By Siti Radziah Hamzah

KUALA LUMPUR, May 26 (Bernama) -- Petroliam Nasional Bhd’s (Petronas) move to assume full ownership of the Pengerang Integrated Complex’s refining and petrochemical operations from Saudi Aramco could further cement Malaysia’s longer-term ambition of positioning Pengerang as a major regional hub for refining, storage, petrochemicals and trading. 

SPI Asset Management managing partner Stephen Innes said national oil companies were increasingly prioritising resilience, control and optionality in the current market environment as the global energy system becomes more fragmented and geopolitically sensitive.

Innes said the market takeaway is that this is less about a simple ownership reshuffle and more about Petronas positioning itself for a more volatile and strategically competitive energy landscape across Asia.

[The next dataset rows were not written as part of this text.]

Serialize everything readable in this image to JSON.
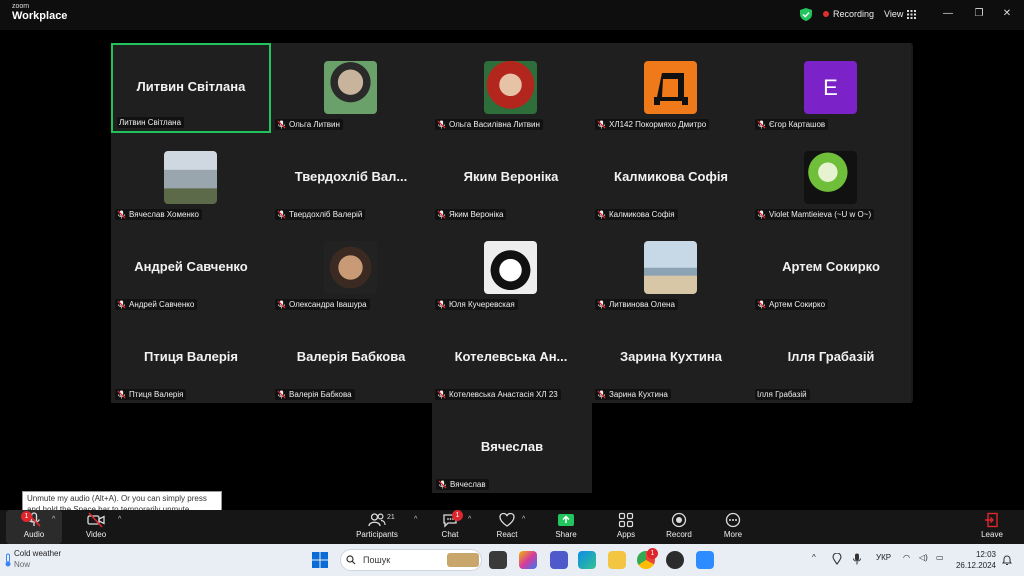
{
  "titlebar": {
    "brand_small": "zoom",
    "brand_big": "Workplace",
    "recording": "Recording",
    "view": "View",
    "icons": [
      "shield-check-icon",
      "grid-icon",
      "minimize-icon",
      "restore-icon",
      "close-icon"
    ]
  },
  "colors": {
    "active_border": "#21c45c",
    "mute_red": "#e0262d",
    "panel": "#1a1a1a"
  },
  "participants": [
    {
      "display": "Литвин Світлана",
      "label": "Литвин Світлана",
      "active": true,
      "muted": false
    },
    {
      "display": "",
      "label": "Ольга Литвин",
      "avatar": "photo-woman",
      "muted": true
    },
    {
      "display": "",
      "label": "Ольга Василівна Литвин",
      "avatar": "photo-woman-glasses",
      "muted": true
    },
    {
      "display": "",
      "label": "ХЛ142 Покормяхо Дмитро",
      "avatar": "letter-logo-orange",
      "muted": true
    },
    {
      "display": "",
      "label": "Єгор Карташов",
      "avatar": "letter-E",
      "avatar_text": "E",
      "muted": true
    },
    {
      "display": "",
      "label": "Вячеслав Хоменко",
      "avatar": "photo-street",
      "muted": true
    },
    {
      "display": "Твердохліб Вал...",
      "label": "Твердохліб Валерій",
      "muted": true
    },
    {
      "display": "Яким Вероніка",
      "label": "Яким Вероніка",
      "muted": true
    },
    {
      "display": "Калмикова Софія",
      "label": "Калмикова Софія",
      "muted": true
    },
    {
      "display": "",
      "label": "Violet Mamtieieva (~U w O~)",
      "avatar": "anime-character",
      "muted": true
    },
    {
      "display": "Андрей Савченко",
      "label": "Андрей Савченко",
      "muted": true
    },
    {
      "display": "",
      "label": "Олександра Івашура",
      "avatar": "photo-smiling",
      "muted": true
    },
    {
      "display": "",
      "label": "Юля Кучеревская",
      "avatar": "illustration-bw",
      "muted": true
    },
    {
      "display": "",
      "label": "Литвинова Олена",
      "avatar": "photo-beach",
      "muted": true
    },
    {
      "display": "Артем Сокирко",
      "label": "Артем Сокирко",
      "muted": true
    },
    {
      "display": "Птиця Валерія",
      "label": "Птиця Валерія",
      "muted": true
    },
    {
      "display": "Валерія Бабкова",
      "label": "Валерія Бабкова",
      "muted": true
    },
    {
      "display": "Котелевська Ан...",
      "label": "Котелевська Анастасія ХЛ 23",
      "muted": true
    },
    {
      "display": "Зарина Кухтина",
      "label": "Зарина Кухтина",
      "muted": true
    },
    {
      "display": "Ілля Грабазій",
      "label": "Ілля Грабазій",
      "muted": false
    },
    {
      "display": "Вячеслав",
      "label": "Вячеслав",
      "muted": true
    }
  ],
  "tooltip": "Unmute my audio (Alt+A). Or you can simply press and hold the Space bar to temporarily unmute.",
  "toolbar": {
    "audio": "Audio",
    "video": "Video",
    "participants": "Participants",
    "participants_count": "21",
    "chat": "Chat",
    "chat_badge": "1",
    "react": "React",
    "share": "Share",
    "apps": "Apps",
    "record": "Record",
    "more": "More",
    "leave": "Leave",
    "audio_badge": "1"
  },
  "taskbar": {
    "weather_title": "Cold weather",
    "weather_sub": "Now",
    "search_placeholder": "Пошук",
    "lang": "УКР",
    "time": "12:03",
    "date": "26.12.2024",
    "chrome_badge": "1"
  }
}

“At the same time, I would not interpret Saudi Aramco’s exit as a negative signal on Malaysia or the longer-term commercial relationship itself.

“Petronas has indicated that existing crude supply arrangements remain intact, so this looks more like a strategic repositioning of capital and operational priorities rather than a breakdown in bilateral energy cooperation,” he told Bernama.

On Monday, Petronas and Aramco announced that the Saudi state oil giant Aramco would transfer its equity stakes in the PRefChem refining and petrochemical joint ventures in Malaysia to its partner, Petronas, ending an eight-year downstream partnership in Southeast Asia.

The transaction involves Aramco’s equity interests in Pengerang Refining Company Sdn Bhd and Pengerang Petrochemical Company Sdn Bhd, collectively known as PRefChem, which operate an integrated refinery and petrochemical complex within the Pengerang Integrated Complex in Johor.

Subject to the fulfilment of customary closing conditions, PRefChem will become wholly owned and operated by the Petronas group of companies.

From a market perspective, Innes said the post-Strait-of-Hormuz environment has changed the strategic calculus for many Asian refiners.

He noted that during periods of elevated geopolitical risk, operational agility becomes a premium asset. 

“Full ownership potentially allows Petronas greater flexibility to optimise crude sourcing, trading flows, and downstream integration in response to changing market conditions, rather than being tied too heavily to any single supply structure,” Innes said.

He noted that recent West Asia disruptions have complicated traditional Gulf-to-Asia crude flows, particularly for large, price-sensitive and opportunistic buyers like China and India.

In 2017, Aramco agreed to invest US$7 billion for equal participation in the project, signing a share purchase agreement during a state visit to Malaysia by King Salman.

It was then one of the company’s largest downstream investments abroad. 

The two joint ventures were formally established in March 2018.